Thermal modelling of Advanced LIGO test masses

TL;DR

This paper presents a thermal model for Advanced LIGO test masses that accounts for radiative heat transfer, enabling better understanding of thermal effects caused by laser power absorption and improving mirror temperature estimates.

Contribution

The study introduces an empirical radiative heat transfer term into the thermal model of LIGO mirrors, refining absorption estimates and thermal behavior predictions.

Findings

Coating absorption estimated at 1.5 to 2.0 ppm.

Scattered light on the ring heater estimated at 0.3 to 1.3 ppm.

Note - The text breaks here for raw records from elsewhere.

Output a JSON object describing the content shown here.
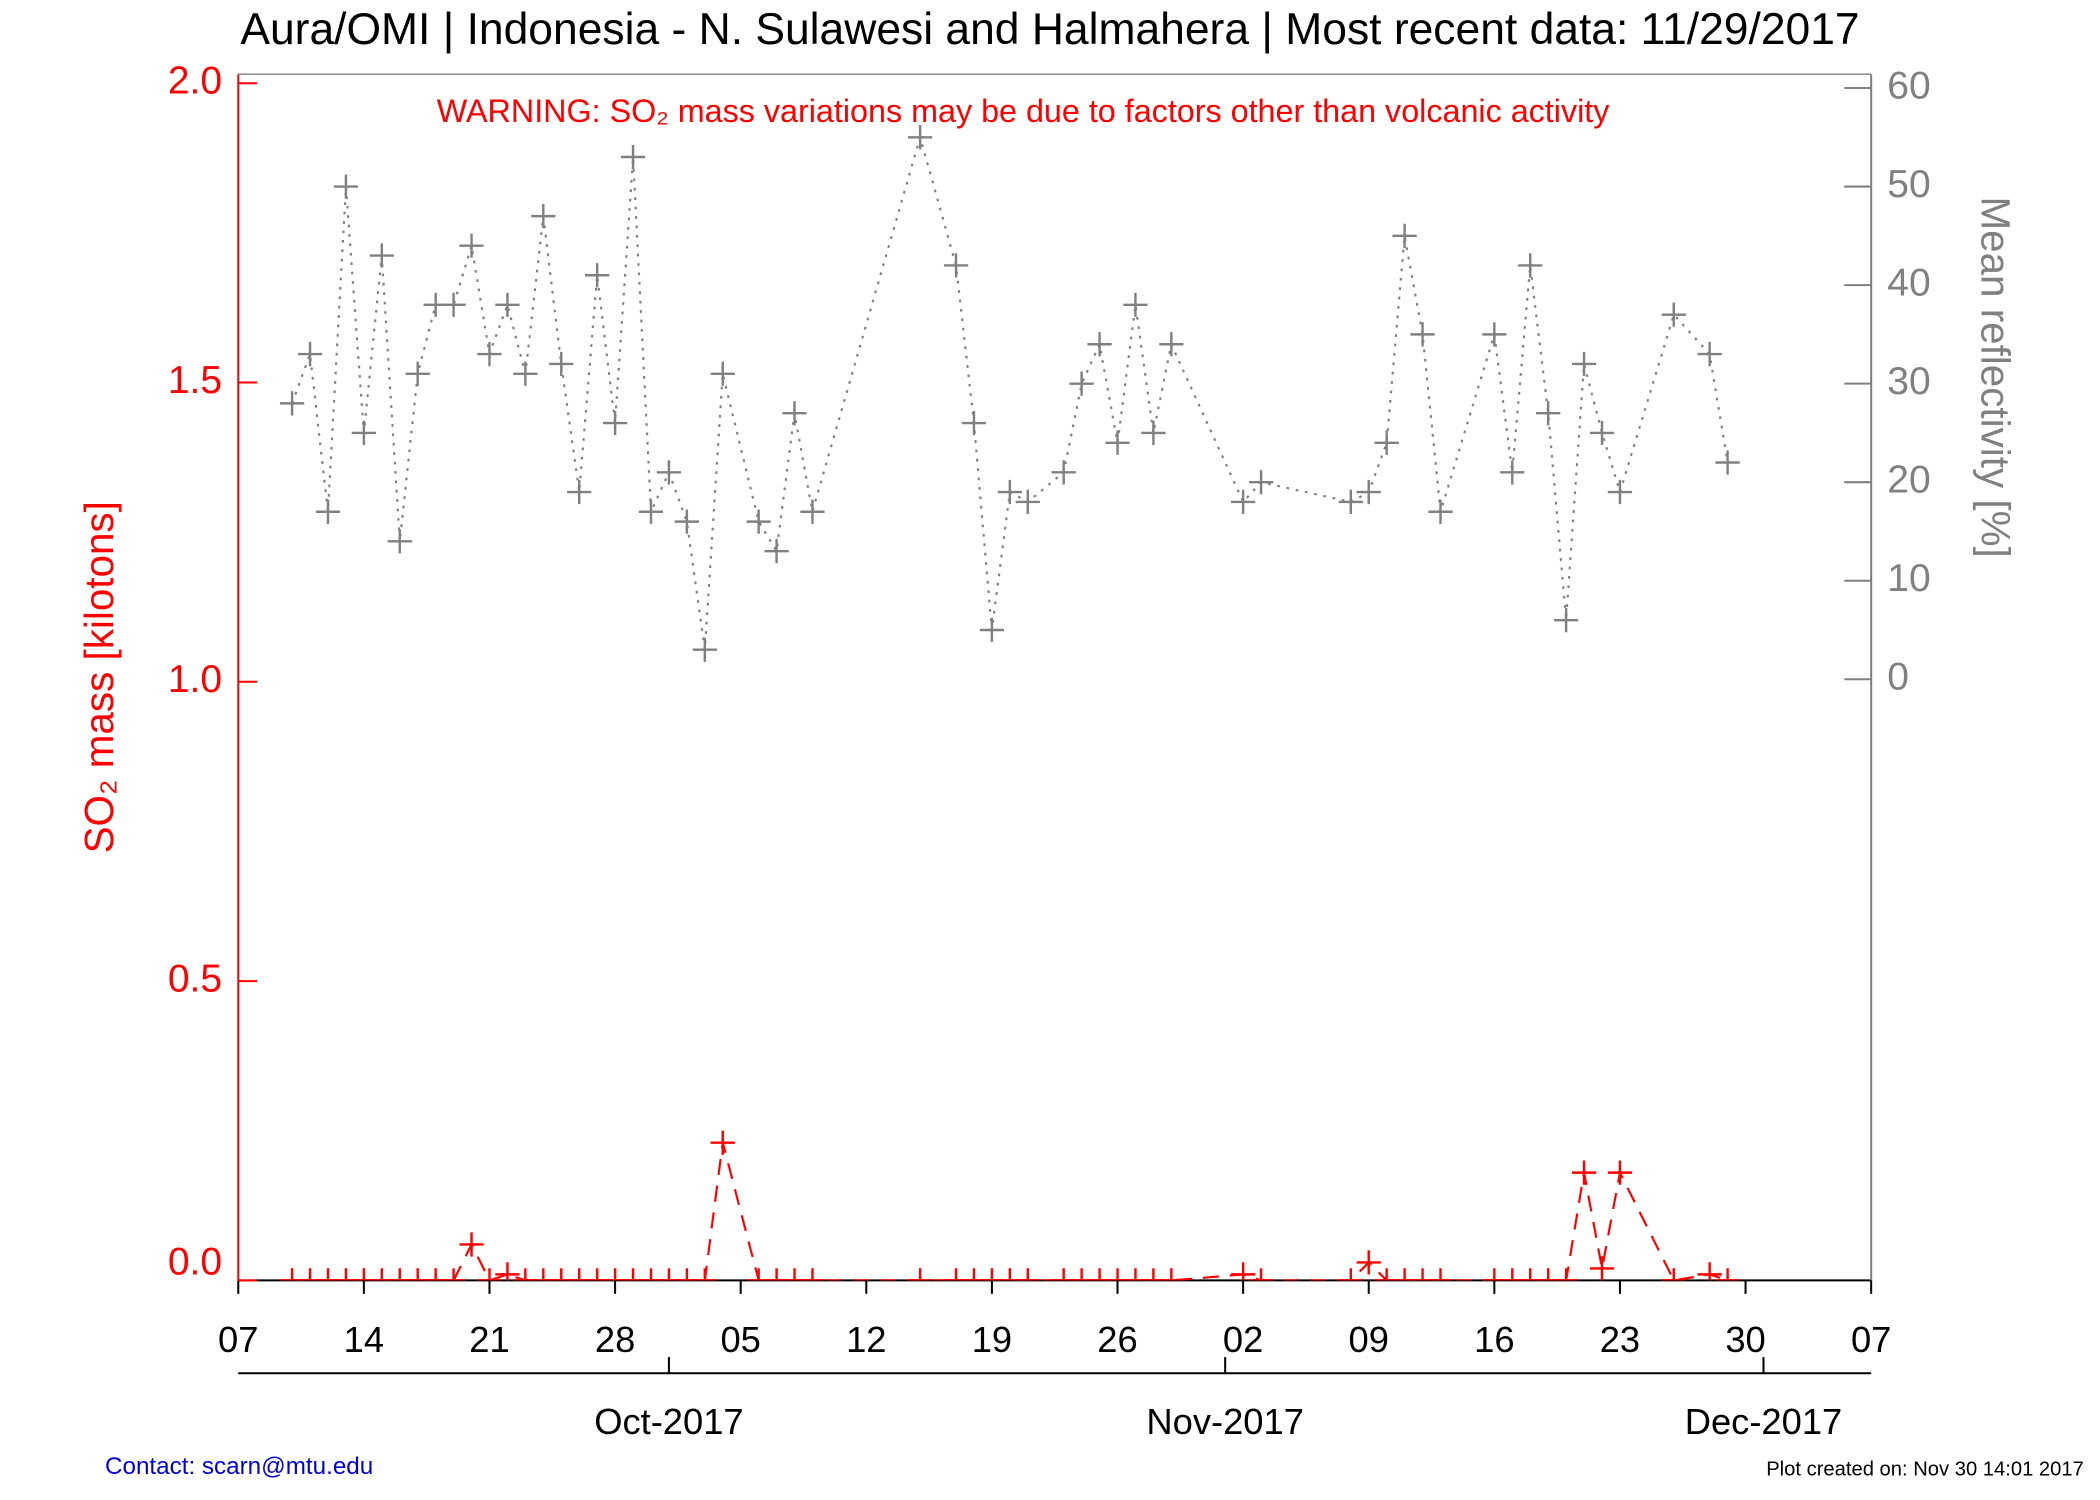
{
  "chart_data": {
    "type": "line",
    "title": "Aura/OMI | Indonesia - N. Sulawesi and Halmahera | Most recent data: 11/29/2017",
    "annotation": "WARNING: SO₂ mass variations may be due to factors other than volcanic activity",
    "ylabel": "SO₂ mass [kilotons]",
    "y2label": "Mean reflectivity [%]",
    "contact": "Contact: scarn@mtu.edu",
    "created": "Plot created on: Nov 30 14:01 2017",
    "x": [
      "2017-09-10",
      "2017-09-11",
      "2017-09-12",
      "2017-09-13",
      "2017-09-14",
      "2017-09-15",
      "2017-09-16",
      "2017-09-17",
      "2017-09-18",
      "2017-09-19",
      "2017-09-20",
      "2017-09-21",
      "2017-09-22",
      "2017-09-23",
      "2017-09-24",
      "2017-09-25",
      "2017-09-26",
      "2017-09-27",
      "2017-09-28",
      "2017-09-29",
      "2017-09-30",
      "2017-10-01",
      "2017-10-02",
      "2017-10-03",
      "2017-10-04",
      "2017-10-06",
      "2017-10-07",
      "2017-10-08",
      "2017-10-09",
      "2017-10-15",
      "2017-10-17",
      "2017-10-18",
      "2017-10-19",
      "2017-10-20",
      "2017-10-21",
      "2017-10-23",
      "2017-10-24",
      "2017-10-25",
      "2017-10-26",
      "2017-10-27",
      "2017-10-28",
      "2017-10-29",
      "2017-11-02",
      "2017-11-03",
      "2017-11-08",
      "2017-11-09",
      "2017-11-10",
      "2017-11-11",
      "2017-11-12",
      "2017-11-13",
      "2017-11-16",
      "2017-11-17",
      "2017-11-18",
      "2017-11-19",
      "2017-11-20",
      "2017-11-21",
      "2017-11-22",
      "2017-11-23",
      "2017-11-26",
      "2017-11-28",
      "2017-11-29"
    ],
    "series": [
      {
        "name": "SO2 mass",
        "color": "#ff0000",
        "dash": "dashed",
        "values": [
          0,
          0,
          0,
          0,
          0,
          0,
          0,
          0,
          0,
          0,
          0.06,
          0,
          0.01,
          0,
          0,
          0,
          0,
          0,
          0,
          0,
          0,
          0,
          0,
          0,
          0.23,
          0,
          0,
          0,
          0,
          0,
          0,
          0,
          0,
          0,
          0,
          0,
          0,
          0,
          0,
          0,
          0,
          0,
          0.01,
          0,
          0,
          0.03,
          0,
          0,
          0,
          0,
          0,
          0,
          0,
          0,
          0,
          0.18,
          0.02,
          0.18,
          0,
          0.01,
          0
        ]
      },
      {
        "name": "Mean reflectivity",
        "color": "#808080",
        "dash": "dotted",
        "axis": "y2",
        "values": [
          28,
          33,
          17,
          50,
          25,
          43,
          14,
          31,
          38,
          38,
          44,
          33,
          38,
          31,
          47,
          32,
          19,
          41,
          26,
          53,
          17,
          21,
          16,
          3,
          31,
          16,
          13,
          27,
          17,
          55,
          42,
          26,
          5,
          19,
          18,
          21,
          30,
          34,
          24,
          38,
          25,
          34,
          18,
          20,
          18,
          19,
          24,
          45,
          35,
          17,
          35,
          21,
          42,
          27,
          6,
          32,
          25,
          19,
          37,
          33,
          22
        ]
      }
    ],
    "xlim": [
      "2017-09-07",
      "2017-12-07"
    ],
    "xticks": [
      {
        "value": "2017-09-07",
        "label": "07"
      },
      {
        "value": "2017-09-14",
        "label": "14"
      },
      {
        "value": "2017-09-21",
        "label": "21"
      },
      {
        "value": "2017-09-28",
        "label": "28"
      },
      {
        "value": "2017-10-05",
        "label": "05"
      },
      {
        "value": "2017-10-12",
        "label": "12"
      },
      {
        "value": "2017-10-19",
        "label": "19"
      },
      {
        "value": "2017-10-26",
        "label": "26"
      },
      {
        "value": "2017-11-02",
        "label": "02"
      },
      {
        "value": "2017-11-09",
        "label": "09"
      },
      {
        "value": "2017-11-16",
        "label": "16"
      },
      {
        "value": "2017-11-23",
        "label": "23"
      },
      {
        "value": "2017-11-30",
        "label": "30"
      },
      {
        "value": "2017-12-07",
        "label": "07"
      }
    ],
    "x2ticks": [
      {
        "value": "2017-10-01",
        "label": "Oct-2017"
      },
      {
        "value": "2017-11-01",
        "label": "Nov-2017"
      },
      {
        "value": "2017-12-01",
        "label": "Dec-2017"
      }
    ],
    "ylim": [
      0,
      2.015
    ],
    "yticks": [
      {
        "value": 0,
        "label": "0.0"
      },
      {
        "value": 0.5,
        "label": "0.5"
      },
      {
        "value": 1,
        "label": "1.0"
      },
      {
        "value": 1.5,
        "label": "1.5"
      },
      {
        "value": 2,
        "label": "2.0"
      }
    ],
    "y2lim": [
      -61,
      61.4
    ],
    "y2ticks": [
      0,
      10,
      20,
      30,
      40,
      50,
      60
    ]
  }
}
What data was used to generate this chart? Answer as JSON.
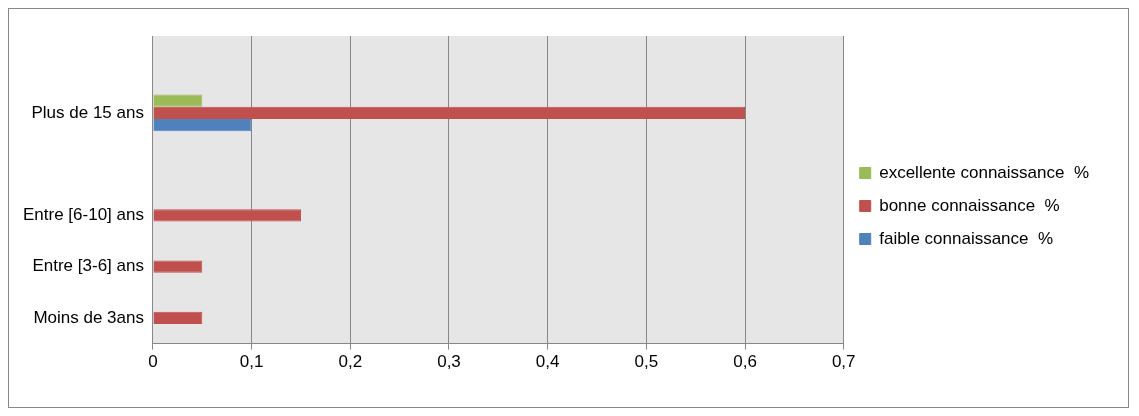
{
  "chart_data": {
    "type": "bar",
    "orientation": "horizontal",
    "categories": [
      null,
      "Plus de 15 ans",
      null,
      "Entre [6-10] ans",
      "Entre [3-6] ans",
      "Moins de 3ans"
    ],
    "series": [
      {
        "name": "excellente connaissance  %",
        "color": "#9bbb59",
        "values": [
          null,
          0.05,
          null,
          null,
          null,
          null
        ]
      },
      {
        "name": "bonne connaissance  %",
        "color": "#c0504d",
        "values": [
          null,
          0.6,
          null,
          0.15,
          0.05,
          0.05
        ]
      },
      {
        "name": "faible connaissance  %",
        "color": "#4f81bd",
        "values": [
          null,
          0.1,
          null,
          null,
          null,
          null
        ]
      }
    ],
    "xlim": [
      0,
      0.7
    ],
    "xticks": [
      0,
      {
        "value": 0.1,
        "label": "0,1"
      },
      {
        "value": 0.2,
        "label": "0,2"
      },
      {
        "value": 0.3,
        "label": "0,3"
      },
      {
        "value": 0.4,
        "label": "0,4"
      },
      {
        "value": 0.5,
        "label": "0,5"
      },
      {
        "value": 0.6,
        "label": "0,6"
      },
      {
        "value": 0.7,
        "label": "0,7"
      }
    ],
    "grid": "x",
    "legend": "right"
  }
}
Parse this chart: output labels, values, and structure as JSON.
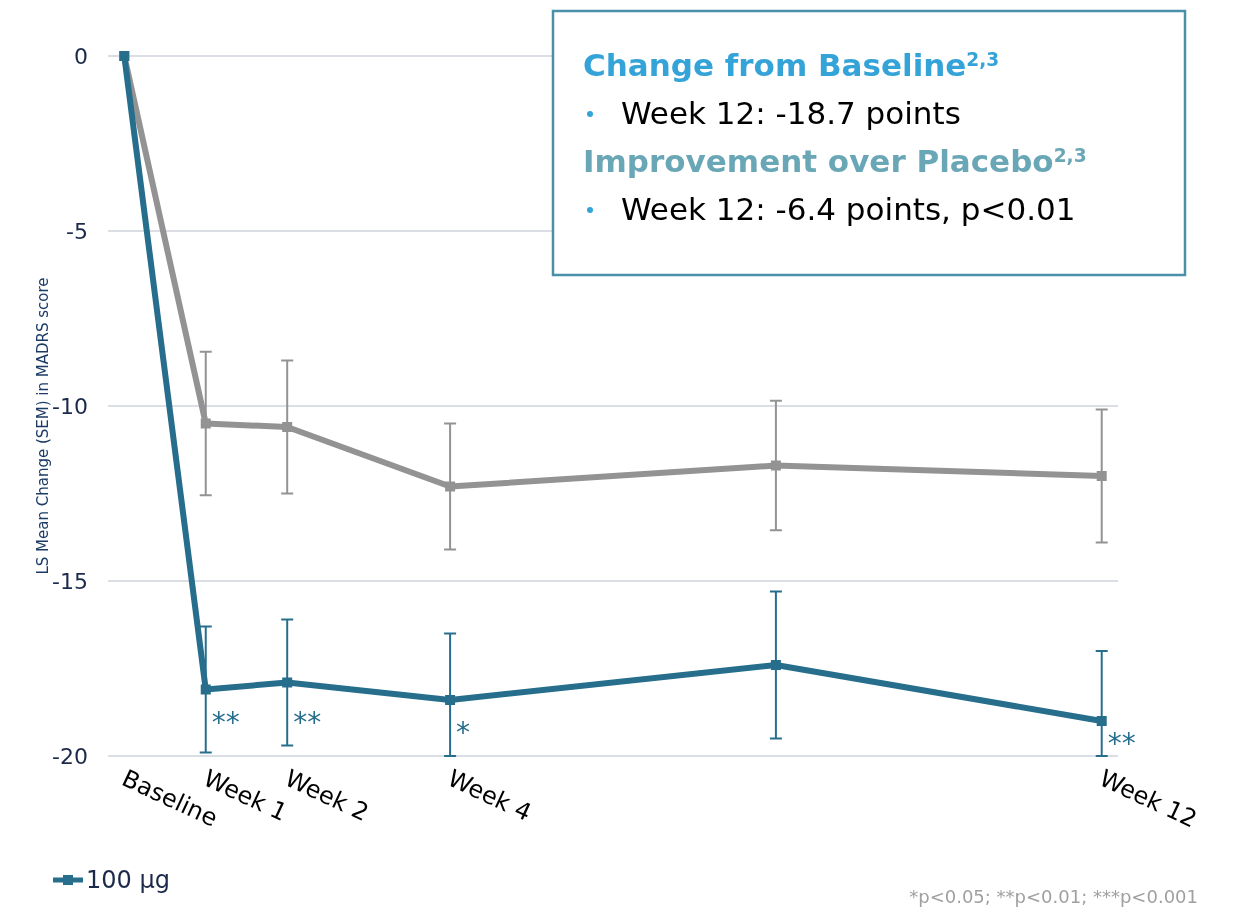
{
  "chart_data": {
    "type": "line",
    "ylabel": "LS Mean Change (SEM) in MADRS score",
    "categories": [
      "Baseline",
      "Week 1",
      "Week 2",
      null,
      "Week 4",
      null,
      null,
      null,
      null,
      null,
      null,
      null,
      "Week 12"
    ],
    "ylim": [
      -20,
      0
    ],
    "yticks": [
      0,
      -5,
      -10,
      -15,
      -20
    ],
    "grid": "y",
    "marker": "square",
    "line_style": "solid",
    "legend": "bottom left",
    "series": [
      {
        "color": "#939393",
        "values": [
          0,
          -10.5,
          -10.6,
          null,
          -12.3,
          null,
          null,
          null,
          -11.7,
          null,
          null,
          null,
          -12.0
        ],
        "errors": [
          null,
          2.05,
          1.9,
          null,
          1.8,
          null,
          null,
          null,
          1.85,
          null,
          null,
          null,
          1.9
        ]
      },
      {
        "name": "100 µg",
        "color": "#266e8c",
        "values": [
          0,
          -18.1,
          -17.9,
          null,
          -18.4,
          null,
          null,
          null,
          -17.4,
          null,
          null,
          null,
          -19.0
        ],
        "errors": [
          null,
          1.8,
          1.8,
          null,
          [
            -20,
            -16.5
          ],
          null,
          null,
          null,
          2.1,
          null,
          null,
          null,
          [
            -20,
            -17.0
          ]
        ]
      }
    ],
    "annotations": [
      "Change from Baseline$^{2,3}$",
      "Week 12: -18.7 points",
      "Improvement over Placebo$^{2,3}$",
      "Week 12: -6.4 points, p<0.01",
      {
        "text": "**",
        "x": "Week 1",
        "y": -19.3
      },
      {
        "text": "**",
        "x": "Week 2",
        "y": -19.3
      },
      {
        "text": "*",
        "x": "Week 4",
        "y": -19.6
      },
      {
        "text": "**",
        "x": "Week 12",
        "y": -19.9
      },
      "*p<0.05; **p<0.01; ***p<0.001"
    ]
  }
}
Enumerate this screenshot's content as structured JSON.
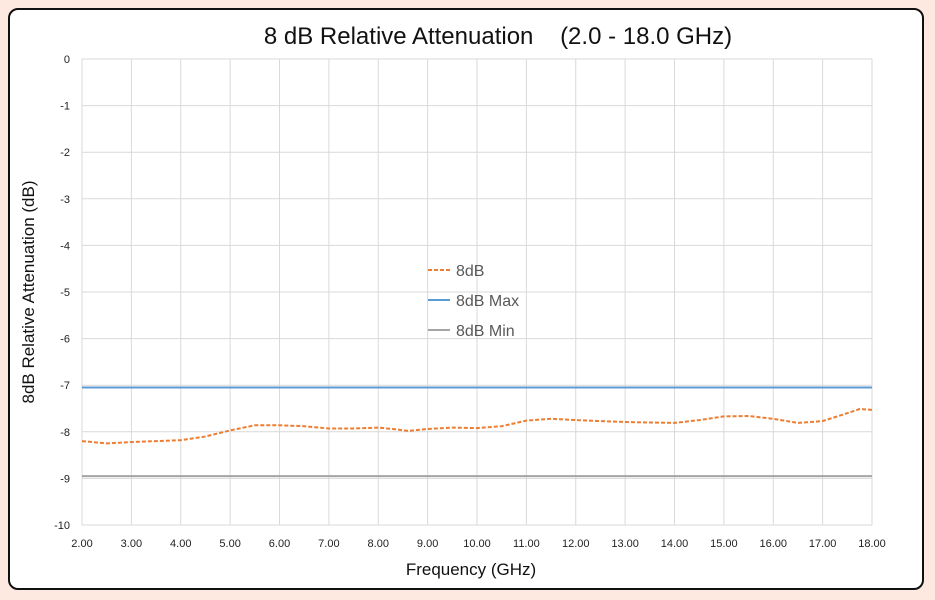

Model accurately predicts thermal transients after power build-up.

Abstract

High-reflectivity fused silica mirrors are at the epicentre of current advanced gravitational wave detectors. In these detectors, the mirrors interact with high power laser beams. As a result of finite absorption in the high reflectivity coatings the mirrors suffer from a variety of thermal effects that impact on the detectors performance. We propose a model of the Advanced LIGO mirrors that introduces an empirical term to account for the radiative heat transfer between the mirror and its surroundings. The mechanical mode frequency is used as a probe for the overall temperature of the mirror. The thermal transient after power build-up in the optical cavities is used to refine and test the model. The model provides a coating absorption estimate of 1.5 to 2.0 ppm and estimates that 0.3 to 1.3 ppm of the circulating light is scattered on to the ring heater.